«La legitimidad o la ilegitimidad de un gobierno no justifica una guerra civil. Jamás». Eso dice Séneca en boca de Antonio Valero. «La nación ha de estar por encima de todas las políticas». Ah, pero la nación es, como nuestra existencia, un hecho azaroso. Como nuestra existencia y como nuestra identidad. Antonio Gala la escribió hace treinta años: «En una época cuya decadencia, cuya corrupción general, cuya sensación de agotamiento, la hacen tan semejante a la nuestra, hay un hombre de Córdoba —el más romano de todos los estoicos y el más estoico de todos los romanos— que personifica las tentaciones que el poder plantea a la ética y el contagio con que la amoralidad asalta a la virtud».

También escribió: «A ti no te gusta el flamenco y a mí no me gusta la ópera: váyase lo uno por lo otro». Se lo dijo a la Dama de Otoño, una mujer que volvió la vista hacia sus cosas (acaso tú también: lo que ocurre es que yo formo parte de tus cosas). En esta nueva propuesta de ‘Séneca’, porque es una reactualización de lo que se escribió, hay flamenco y hay ópera, hay canciones en árabe y hay rock: el flamenco lo pone Carmen Linares, que por primera vez actúa. Interpreta a Helvia, la madre de Séneca: «Si me queréis oír hablar, tenéis que venir a Mérida, porque es mi primera y última obra», aseveró, pero Emilio Hernández no está de acuerdo y tiene más proyectos para ella.

Lo que conocemos de Helvia lo escribió su hijo, que dice que dijo: «Estoy privada de los abrazos de mi amado hijo; no gozo de su presencia, de su palabra: ¿dónde está aquel cuyo rostro disipaba la tristeza del mío, en el que depositaba todas mis penas? ¿dónde aquellos coloquios de que me mostraba insaciable? ¿dónde aquellos estudios a los que asistía con más gusto que una mujer, con más familiaridad que una madre? ¿dónde aquellos encuentros y aquella alegría infantil al ver a la madre?».
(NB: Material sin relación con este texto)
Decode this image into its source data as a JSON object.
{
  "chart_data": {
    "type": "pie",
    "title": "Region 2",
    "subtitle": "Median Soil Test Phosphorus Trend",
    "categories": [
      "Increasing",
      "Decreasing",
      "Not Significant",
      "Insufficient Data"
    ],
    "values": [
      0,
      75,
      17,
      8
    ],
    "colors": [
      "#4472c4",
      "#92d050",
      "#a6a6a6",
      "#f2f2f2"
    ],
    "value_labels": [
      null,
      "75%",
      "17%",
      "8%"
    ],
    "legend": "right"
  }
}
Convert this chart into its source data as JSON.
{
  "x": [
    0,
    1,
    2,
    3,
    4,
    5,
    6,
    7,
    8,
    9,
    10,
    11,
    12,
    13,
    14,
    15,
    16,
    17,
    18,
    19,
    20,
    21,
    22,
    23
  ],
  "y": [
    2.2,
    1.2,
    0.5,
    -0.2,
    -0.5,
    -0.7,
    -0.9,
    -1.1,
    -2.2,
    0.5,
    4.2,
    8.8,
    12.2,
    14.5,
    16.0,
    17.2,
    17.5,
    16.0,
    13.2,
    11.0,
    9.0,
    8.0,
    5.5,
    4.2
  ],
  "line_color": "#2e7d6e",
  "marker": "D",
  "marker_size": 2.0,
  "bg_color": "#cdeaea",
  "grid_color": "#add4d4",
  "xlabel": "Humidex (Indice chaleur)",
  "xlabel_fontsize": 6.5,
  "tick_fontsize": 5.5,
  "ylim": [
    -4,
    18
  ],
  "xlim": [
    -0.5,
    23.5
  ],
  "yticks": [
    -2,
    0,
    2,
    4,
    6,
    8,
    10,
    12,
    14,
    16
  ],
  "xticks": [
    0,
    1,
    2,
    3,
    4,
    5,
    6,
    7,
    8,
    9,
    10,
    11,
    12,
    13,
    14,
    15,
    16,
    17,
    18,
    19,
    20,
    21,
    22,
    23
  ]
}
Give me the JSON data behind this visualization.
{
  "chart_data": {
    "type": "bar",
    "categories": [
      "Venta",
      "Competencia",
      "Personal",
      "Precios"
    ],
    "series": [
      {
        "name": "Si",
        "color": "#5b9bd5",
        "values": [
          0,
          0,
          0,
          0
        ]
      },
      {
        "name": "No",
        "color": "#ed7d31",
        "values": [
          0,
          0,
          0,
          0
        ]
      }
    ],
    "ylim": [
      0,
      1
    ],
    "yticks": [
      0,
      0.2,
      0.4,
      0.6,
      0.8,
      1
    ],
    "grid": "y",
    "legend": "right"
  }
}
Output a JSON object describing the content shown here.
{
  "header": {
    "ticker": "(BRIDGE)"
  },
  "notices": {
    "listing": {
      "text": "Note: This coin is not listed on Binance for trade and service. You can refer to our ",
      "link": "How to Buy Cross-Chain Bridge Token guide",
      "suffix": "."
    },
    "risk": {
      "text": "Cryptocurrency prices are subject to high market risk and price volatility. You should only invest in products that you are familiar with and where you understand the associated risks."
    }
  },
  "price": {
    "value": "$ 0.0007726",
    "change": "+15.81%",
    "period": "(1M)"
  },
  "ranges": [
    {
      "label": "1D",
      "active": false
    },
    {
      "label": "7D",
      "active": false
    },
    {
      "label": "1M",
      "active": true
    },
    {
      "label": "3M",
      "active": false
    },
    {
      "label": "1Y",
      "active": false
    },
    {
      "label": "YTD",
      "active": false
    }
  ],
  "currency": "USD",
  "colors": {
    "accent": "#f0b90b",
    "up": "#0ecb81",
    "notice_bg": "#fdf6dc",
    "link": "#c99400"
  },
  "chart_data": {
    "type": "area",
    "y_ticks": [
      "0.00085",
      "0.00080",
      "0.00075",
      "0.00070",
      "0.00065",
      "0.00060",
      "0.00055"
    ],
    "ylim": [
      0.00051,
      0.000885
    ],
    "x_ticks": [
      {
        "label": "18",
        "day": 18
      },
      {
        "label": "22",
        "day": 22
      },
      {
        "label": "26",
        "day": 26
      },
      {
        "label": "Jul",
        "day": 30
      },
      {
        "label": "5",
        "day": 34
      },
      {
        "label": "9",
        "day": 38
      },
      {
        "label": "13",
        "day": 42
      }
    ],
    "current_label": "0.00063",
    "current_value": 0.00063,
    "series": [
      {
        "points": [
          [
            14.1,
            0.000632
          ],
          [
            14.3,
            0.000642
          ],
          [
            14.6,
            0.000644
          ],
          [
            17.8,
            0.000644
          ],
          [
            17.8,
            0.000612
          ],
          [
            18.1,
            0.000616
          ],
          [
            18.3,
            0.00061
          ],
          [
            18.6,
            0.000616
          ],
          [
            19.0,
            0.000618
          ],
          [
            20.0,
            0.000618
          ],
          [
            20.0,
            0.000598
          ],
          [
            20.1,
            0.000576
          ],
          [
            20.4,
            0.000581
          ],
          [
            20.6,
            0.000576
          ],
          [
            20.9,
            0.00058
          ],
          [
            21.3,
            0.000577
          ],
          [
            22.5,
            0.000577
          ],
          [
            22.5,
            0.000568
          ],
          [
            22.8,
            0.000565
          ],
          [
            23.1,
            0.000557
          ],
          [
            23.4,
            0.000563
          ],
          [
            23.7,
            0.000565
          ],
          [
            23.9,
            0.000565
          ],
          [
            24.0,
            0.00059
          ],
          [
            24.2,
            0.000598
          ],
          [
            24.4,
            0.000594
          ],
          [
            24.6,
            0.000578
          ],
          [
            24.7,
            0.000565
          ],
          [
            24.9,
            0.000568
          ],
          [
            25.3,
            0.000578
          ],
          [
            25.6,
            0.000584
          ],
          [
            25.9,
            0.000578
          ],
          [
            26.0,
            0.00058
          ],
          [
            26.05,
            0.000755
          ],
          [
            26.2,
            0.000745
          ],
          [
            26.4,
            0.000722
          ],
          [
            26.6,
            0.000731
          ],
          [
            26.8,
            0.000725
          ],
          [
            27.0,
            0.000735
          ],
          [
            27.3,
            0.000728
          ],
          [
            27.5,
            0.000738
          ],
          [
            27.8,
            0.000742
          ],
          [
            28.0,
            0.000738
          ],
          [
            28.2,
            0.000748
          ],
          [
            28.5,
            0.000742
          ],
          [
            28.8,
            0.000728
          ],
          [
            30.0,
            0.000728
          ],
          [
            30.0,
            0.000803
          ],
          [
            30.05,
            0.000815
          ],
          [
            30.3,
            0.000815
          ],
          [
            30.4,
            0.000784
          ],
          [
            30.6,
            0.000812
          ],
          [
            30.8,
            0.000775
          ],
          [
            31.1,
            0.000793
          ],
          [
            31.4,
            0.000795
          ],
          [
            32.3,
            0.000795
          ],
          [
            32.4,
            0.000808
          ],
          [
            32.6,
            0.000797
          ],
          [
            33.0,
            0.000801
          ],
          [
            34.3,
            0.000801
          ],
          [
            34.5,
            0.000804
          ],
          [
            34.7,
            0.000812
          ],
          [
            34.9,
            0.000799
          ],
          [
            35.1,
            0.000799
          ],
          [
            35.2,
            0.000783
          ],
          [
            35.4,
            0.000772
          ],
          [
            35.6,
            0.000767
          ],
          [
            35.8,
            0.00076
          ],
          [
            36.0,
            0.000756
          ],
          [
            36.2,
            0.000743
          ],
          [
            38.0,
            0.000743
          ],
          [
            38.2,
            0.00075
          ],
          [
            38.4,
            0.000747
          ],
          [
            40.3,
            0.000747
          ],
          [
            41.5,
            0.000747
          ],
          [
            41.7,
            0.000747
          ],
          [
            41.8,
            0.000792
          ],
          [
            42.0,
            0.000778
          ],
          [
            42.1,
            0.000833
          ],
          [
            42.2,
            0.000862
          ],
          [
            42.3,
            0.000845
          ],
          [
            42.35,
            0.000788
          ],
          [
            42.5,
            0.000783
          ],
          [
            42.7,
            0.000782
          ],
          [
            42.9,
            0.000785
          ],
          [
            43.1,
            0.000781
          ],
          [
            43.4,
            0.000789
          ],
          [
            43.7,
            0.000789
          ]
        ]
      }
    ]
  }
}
Séneca vivió en tiempos convulsos. Le alababa a Helvia que nunca manchara su semblante con afeites de prostitutas y que jamás gustase de esos vestidos hechos de manera que todo lo dejaran a la vista. Tan estoico, este señor, que vivía en tiempos en que las madres se acostaban con los hijos y los hombres con los hombres. Ahí están Otón y Nerón y Popea y Agripina. El sexo, el poder del sexo, la manipulación que ejercen quienes no pueden alcanzar el poder (en este caso, porque son mujeres), la permisividad de las prácticas injustas, la lealtad que no es tal sino conveniencia, la sumisión, la tiranía, la rebeldía ejercida como un acto de honor. La política entendida como la elección del mal menor, pero también como la erótica del poder, porque el poder corrompe, porque con el poder se deciden los designios de los semejantes a uno: quién estudiará y quién no, quién tendrá y quién no acceso a sanidad, quién será y quién no considerado un ciudadano de pleno derecho o podrá votar o podrá ser elegido.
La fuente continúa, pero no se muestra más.